The band has been politically vocal over the years – notably in support for Scottish independence. “I think it will happen in the next 10 years,” say Braithwaite, undimmed. “It just doesn’t seem very democratically sound to be run by a party that hardly anyone votes for.” A driving factor behind their support is a desire to get rid of Trident. “It’s parked 10 miles down the road – it’s really bloody close,” points out Bulloch. “It’s not something that should exist in this day and age,” adds Braithwaite. “What is it for? It’s a status symbol for those who wish Britain still enslaved the planet.
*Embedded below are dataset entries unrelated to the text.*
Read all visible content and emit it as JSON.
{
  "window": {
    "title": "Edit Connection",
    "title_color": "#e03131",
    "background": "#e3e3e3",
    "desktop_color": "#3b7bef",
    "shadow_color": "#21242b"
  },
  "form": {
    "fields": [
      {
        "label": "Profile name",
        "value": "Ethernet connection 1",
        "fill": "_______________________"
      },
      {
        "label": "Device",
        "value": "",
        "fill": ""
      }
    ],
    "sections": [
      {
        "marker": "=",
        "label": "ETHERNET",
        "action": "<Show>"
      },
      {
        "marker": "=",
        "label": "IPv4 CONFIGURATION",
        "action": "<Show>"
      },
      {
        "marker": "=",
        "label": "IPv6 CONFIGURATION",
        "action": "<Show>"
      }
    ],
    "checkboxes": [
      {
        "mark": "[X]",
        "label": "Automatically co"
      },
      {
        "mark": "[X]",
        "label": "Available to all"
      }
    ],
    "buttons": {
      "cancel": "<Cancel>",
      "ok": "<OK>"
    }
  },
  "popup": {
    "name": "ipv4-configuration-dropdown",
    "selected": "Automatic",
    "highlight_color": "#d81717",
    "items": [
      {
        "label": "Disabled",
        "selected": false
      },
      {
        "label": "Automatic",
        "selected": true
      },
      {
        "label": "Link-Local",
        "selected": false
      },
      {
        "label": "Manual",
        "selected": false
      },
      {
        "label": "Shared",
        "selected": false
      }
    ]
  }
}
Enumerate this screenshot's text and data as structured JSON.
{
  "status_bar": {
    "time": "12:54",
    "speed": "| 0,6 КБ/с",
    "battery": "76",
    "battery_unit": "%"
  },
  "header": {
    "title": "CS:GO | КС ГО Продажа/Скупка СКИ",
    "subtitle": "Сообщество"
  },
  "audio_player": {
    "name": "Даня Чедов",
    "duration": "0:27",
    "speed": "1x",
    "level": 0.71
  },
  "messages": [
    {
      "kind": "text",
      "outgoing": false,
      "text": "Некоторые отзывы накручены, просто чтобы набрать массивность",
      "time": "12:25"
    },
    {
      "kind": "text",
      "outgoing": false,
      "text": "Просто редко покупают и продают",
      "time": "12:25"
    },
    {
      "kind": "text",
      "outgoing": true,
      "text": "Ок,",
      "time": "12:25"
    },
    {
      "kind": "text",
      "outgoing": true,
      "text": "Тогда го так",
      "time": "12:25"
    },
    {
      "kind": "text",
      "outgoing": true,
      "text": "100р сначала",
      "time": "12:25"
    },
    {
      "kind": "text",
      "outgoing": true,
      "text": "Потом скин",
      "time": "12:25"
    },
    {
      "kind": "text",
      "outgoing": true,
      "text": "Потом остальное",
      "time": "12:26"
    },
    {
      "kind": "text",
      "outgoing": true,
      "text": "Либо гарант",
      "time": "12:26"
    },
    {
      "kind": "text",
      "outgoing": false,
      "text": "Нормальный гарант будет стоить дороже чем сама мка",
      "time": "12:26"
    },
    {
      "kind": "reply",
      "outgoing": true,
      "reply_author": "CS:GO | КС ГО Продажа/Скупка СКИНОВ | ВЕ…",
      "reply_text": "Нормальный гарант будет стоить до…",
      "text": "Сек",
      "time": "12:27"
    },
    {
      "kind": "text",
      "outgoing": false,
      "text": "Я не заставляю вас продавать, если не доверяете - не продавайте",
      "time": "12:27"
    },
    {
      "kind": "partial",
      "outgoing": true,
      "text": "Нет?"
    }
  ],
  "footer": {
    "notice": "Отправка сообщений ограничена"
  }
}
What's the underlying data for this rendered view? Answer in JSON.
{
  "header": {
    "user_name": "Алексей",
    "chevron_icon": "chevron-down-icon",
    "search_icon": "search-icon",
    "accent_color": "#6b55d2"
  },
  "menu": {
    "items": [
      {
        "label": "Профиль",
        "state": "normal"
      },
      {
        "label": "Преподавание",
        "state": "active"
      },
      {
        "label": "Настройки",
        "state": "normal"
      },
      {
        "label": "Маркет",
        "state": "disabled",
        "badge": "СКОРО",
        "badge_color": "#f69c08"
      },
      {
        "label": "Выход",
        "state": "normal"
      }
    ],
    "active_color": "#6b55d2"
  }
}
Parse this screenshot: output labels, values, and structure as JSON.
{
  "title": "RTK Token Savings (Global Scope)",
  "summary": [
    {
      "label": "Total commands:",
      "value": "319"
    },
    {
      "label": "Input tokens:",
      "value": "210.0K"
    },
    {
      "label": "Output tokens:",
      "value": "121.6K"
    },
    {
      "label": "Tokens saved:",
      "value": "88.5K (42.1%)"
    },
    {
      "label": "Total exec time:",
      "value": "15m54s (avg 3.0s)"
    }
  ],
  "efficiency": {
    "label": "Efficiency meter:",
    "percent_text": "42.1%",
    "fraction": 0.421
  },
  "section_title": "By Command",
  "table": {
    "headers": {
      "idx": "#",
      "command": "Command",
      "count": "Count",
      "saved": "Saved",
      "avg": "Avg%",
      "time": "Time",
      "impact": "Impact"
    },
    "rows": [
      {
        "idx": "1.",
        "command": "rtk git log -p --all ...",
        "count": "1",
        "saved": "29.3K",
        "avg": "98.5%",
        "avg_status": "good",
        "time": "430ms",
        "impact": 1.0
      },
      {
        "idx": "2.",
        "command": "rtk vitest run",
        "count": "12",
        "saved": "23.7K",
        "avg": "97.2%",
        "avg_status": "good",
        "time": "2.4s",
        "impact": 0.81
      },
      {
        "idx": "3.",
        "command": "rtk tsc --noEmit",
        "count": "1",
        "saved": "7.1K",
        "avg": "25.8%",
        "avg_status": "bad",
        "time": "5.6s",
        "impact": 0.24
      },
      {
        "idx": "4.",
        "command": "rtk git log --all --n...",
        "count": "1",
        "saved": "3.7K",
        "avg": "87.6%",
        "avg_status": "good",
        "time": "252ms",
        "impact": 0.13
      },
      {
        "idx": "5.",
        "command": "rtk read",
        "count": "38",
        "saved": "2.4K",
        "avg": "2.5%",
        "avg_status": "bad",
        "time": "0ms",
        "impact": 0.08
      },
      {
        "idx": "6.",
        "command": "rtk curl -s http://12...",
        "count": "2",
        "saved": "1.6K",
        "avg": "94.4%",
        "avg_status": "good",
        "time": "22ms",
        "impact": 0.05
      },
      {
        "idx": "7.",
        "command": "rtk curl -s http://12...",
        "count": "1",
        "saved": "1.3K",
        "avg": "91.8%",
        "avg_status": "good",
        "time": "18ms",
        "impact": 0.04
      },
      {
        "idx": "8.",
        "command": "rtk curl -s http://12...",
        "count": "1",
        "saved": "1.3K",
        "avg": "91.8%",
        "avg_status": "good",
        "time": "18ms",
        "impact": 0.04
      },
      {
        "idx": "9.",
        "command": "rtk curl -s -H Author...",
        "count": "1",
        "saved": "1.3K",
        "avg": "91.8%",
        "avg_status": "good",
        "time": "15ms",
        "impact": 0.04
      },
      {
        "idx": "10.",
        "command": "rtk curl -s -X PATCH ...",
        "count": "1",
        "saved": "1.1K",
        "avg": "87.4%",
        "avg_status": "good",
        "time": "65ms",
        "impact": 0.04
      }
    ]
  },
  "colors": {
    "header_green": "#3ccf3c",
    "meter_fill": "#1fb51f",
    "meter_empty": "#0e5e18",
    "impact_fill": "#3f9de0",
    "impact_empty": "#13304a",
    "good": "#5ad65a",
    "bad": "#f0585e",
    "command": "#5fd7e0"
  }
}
I’d like to take those people down to the peace park in Hiroshima and see if they still think it’s a good way to spend £100bn.”

It’s a fervour that will no doubt feed into the forthcoming live shows of Atomic. But those are far from Mogwai’s only plans: they’ll be working on a new full album in 2016, and a multitude of side projects. “Dominic is making a record with one of the guys from Lau and from Portishead; Barry [Burns] is doing a collaboration called Sums with [Kangding Ray], and I’m doing a record with Rachel [Goswell] from Slowdive and Justin [Lockey] from Editors,” says Braithwaite.

Their most surprising venture of late has been the creation of a (limited edition) spirits brand. Last year, they released their own whisky, and they’ve followed it up with Mogwai rum. “John [Cummings] the guitar player had this idea. The whisky went well, but the rum ….” Bulloch pauses, and they laugh. “I got a text from a friend who said, ‘I had a wee shot of your rum – is it some sort of Postmodern joke? It’s so brutal …’.”

I had thought to get suggestions for a Mogwai rum cocktail, an exclusive recipe for IoS readers … but maybe they’re not the right bandmates to ask? “Yeah, we’d probably chuck it in a can of Irn Bru…” jokes Braithwaite. A brutal Postmodern rum’n’Bru? I reckon that could be the perfect tipple for toasting 20 years of Mogwai. Cheers, lads!